Experimental Properties:
Further physical and chemical characteristics of Nifurtimox include:
- Melting Point: 177-183
- Boiling Point: 550.3±50.0
- logP: -0.27
- logS: 0.158
- pKa: -1.01±0.40
Nifurtimox is a type of Anti-infective Agents
Anti-infective agents are a vital category of pharmaceutical active pharmaceutical ingredients (APIs) used in the treatment of various infectious diseases. These agents play a crucial role in combating bacterial, viral, fungal, and parasitic infections. The demand for effective anti-infective APIs has grown significantly due to the increasing prevalence of drug-resistant microorganisms.

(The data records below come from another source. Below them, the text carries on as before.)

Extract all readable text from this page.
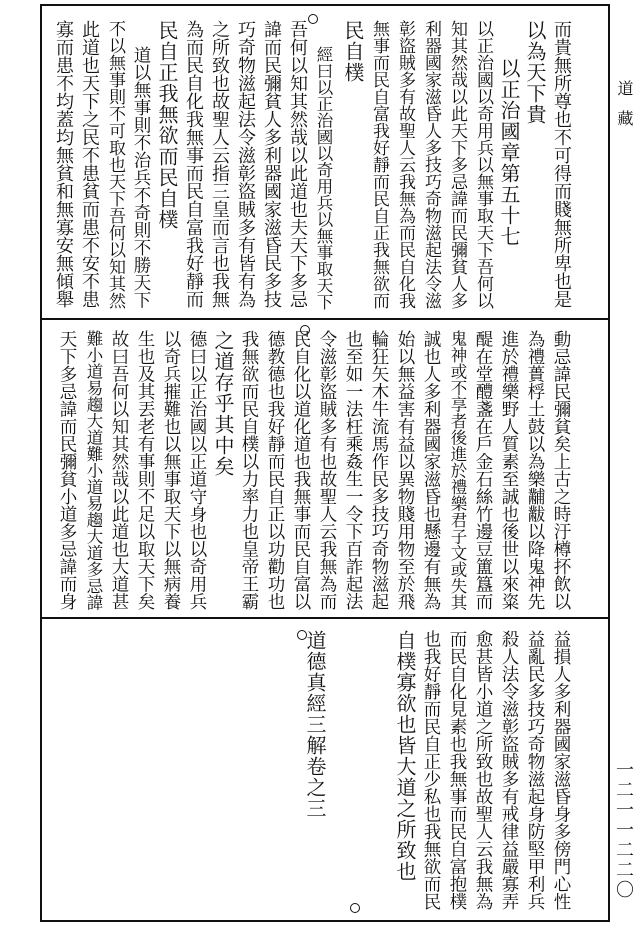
道藏
一二一一二二〇
而貴無所尊也不可得而賤無所卑也是
以為天下貴
以正治國章第五十七
以正治國以奇用兵以無事取天下吾何以
知其然哉以此天下多忌諱而民彌貧人多
利器國家滋昏人多技巧奇物滋起法令滋
彰盜賊多有故聖人云我無為而民自化我
無事而民自富我好靜而民自正我無欲而
民自樸
經曰以正治國以奇用兵以無事取天下
吾何以知其然哉以此道也夫天下多忌
諱而民彌貧人多利器國家滋昏民多技
巧奇物滋起法令滋彰盜賊多有皆有為
之所致也故聖人云指三皇而言也我無
為而民自化我無事而民自富我好靜而
民自正我無欲而民自樸
道以無事則不治兵不奇則不勝天下
不以無事則不可取也天下吾何以知其然
此道也天下之民不患貧而患不安不患
寡而患不均蓋均無貧和無寡安無傾舉
動忌諱民彌貧矣上古之時汙樽抔飲以
為禮蕢桴土鼓以為樂黼黻以降鬼神先
進於禮樂野人質素至誠也後世以來粢
醍在堂醴盞在戶金石絲竹邊豆簠簋而
鬼神或不享者後進於禮樂君子文或失其
誠也人多利器國家滋昏也懸邊有無為
始以無益害有益以異物賤用物至於飛
輪狂矢木牛流馬作民多技巧奇物滋起
也至如一法枉乘姦生一令下百詐起法
令滋彰盜賊多有也故聖人云我無為而
民自化以道化道也我無事而民自富以
德教德也我好靜而民自正以功勸功也
我無欲而民自樸以力率力也皇帝王霸
之道存乎其中矣
德曰以正治國以正道守身也以奇用兵
以奇兵摧難也以無事取天下以無病養
生也及其丟老有事則不足以取天下矣
故曰吾何以知其然哉以此道也大道甚
難小道易趨大道難小道易趨大道多忌諱
天下多忌諱而民彌貧小道多忌諱而身
益損人多利器國家滋昏身多傍門心性
益亂民多技巧奇物滋起身防堅甲利兵
殺人法令滋彰盜賊多有戒律益嚴寡弄
愈甚皆小道之所致也故聖人云我無為
而民自化見素也我無事而民自富抱樸
也我好靜而民自正少私也我無欲而民
自樸寡欲也皆大道之所致也
道德真經三解卷之三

Anti-infective APIs encompass a wide range of substances, including antibiotics, antivirals, antifungals, and antiparasitics. Antibiotics are particularly important in fighting bacterial infections and are further categorized into different classes based on their mode of action and target bacteria. Antivirals are designed to inhibit viral replication and are essential in the treatment of viral infections such as influenza and HIV. Antifungals combat fungal infections, while antiparasitics are used to eliminate parasites that cause diseases like malaria and helminthiasis.
The development and production of high-quality anti-infective APIs require stringent manufacturing processes and adherence to regulatory standards. Pharmaceutical companies invest heavily in research and development to discover new and more effective anti-infective agents. Additionally, ensuring the safety, efficacy, and stability of these APIs is of utmost importance.
The global market for anti-infective APIs is driven by factors such as the rising incidence of infectious diseases, the emergence of new and drug-resistant pathogens, and the growing demand for improved healthcare infrastructure. Continuous advancements in pharmaceutical technology and the development of innovative drug delivery systems further contribute to the expansion of this market.
In conclusion, anti-infective agents are a critical category of pharmaceutical APIs that play a pivotal role in treating infectious diseases. Their effectiveness in combating various types of infections makes them essential components in the arsenal of modern medicine.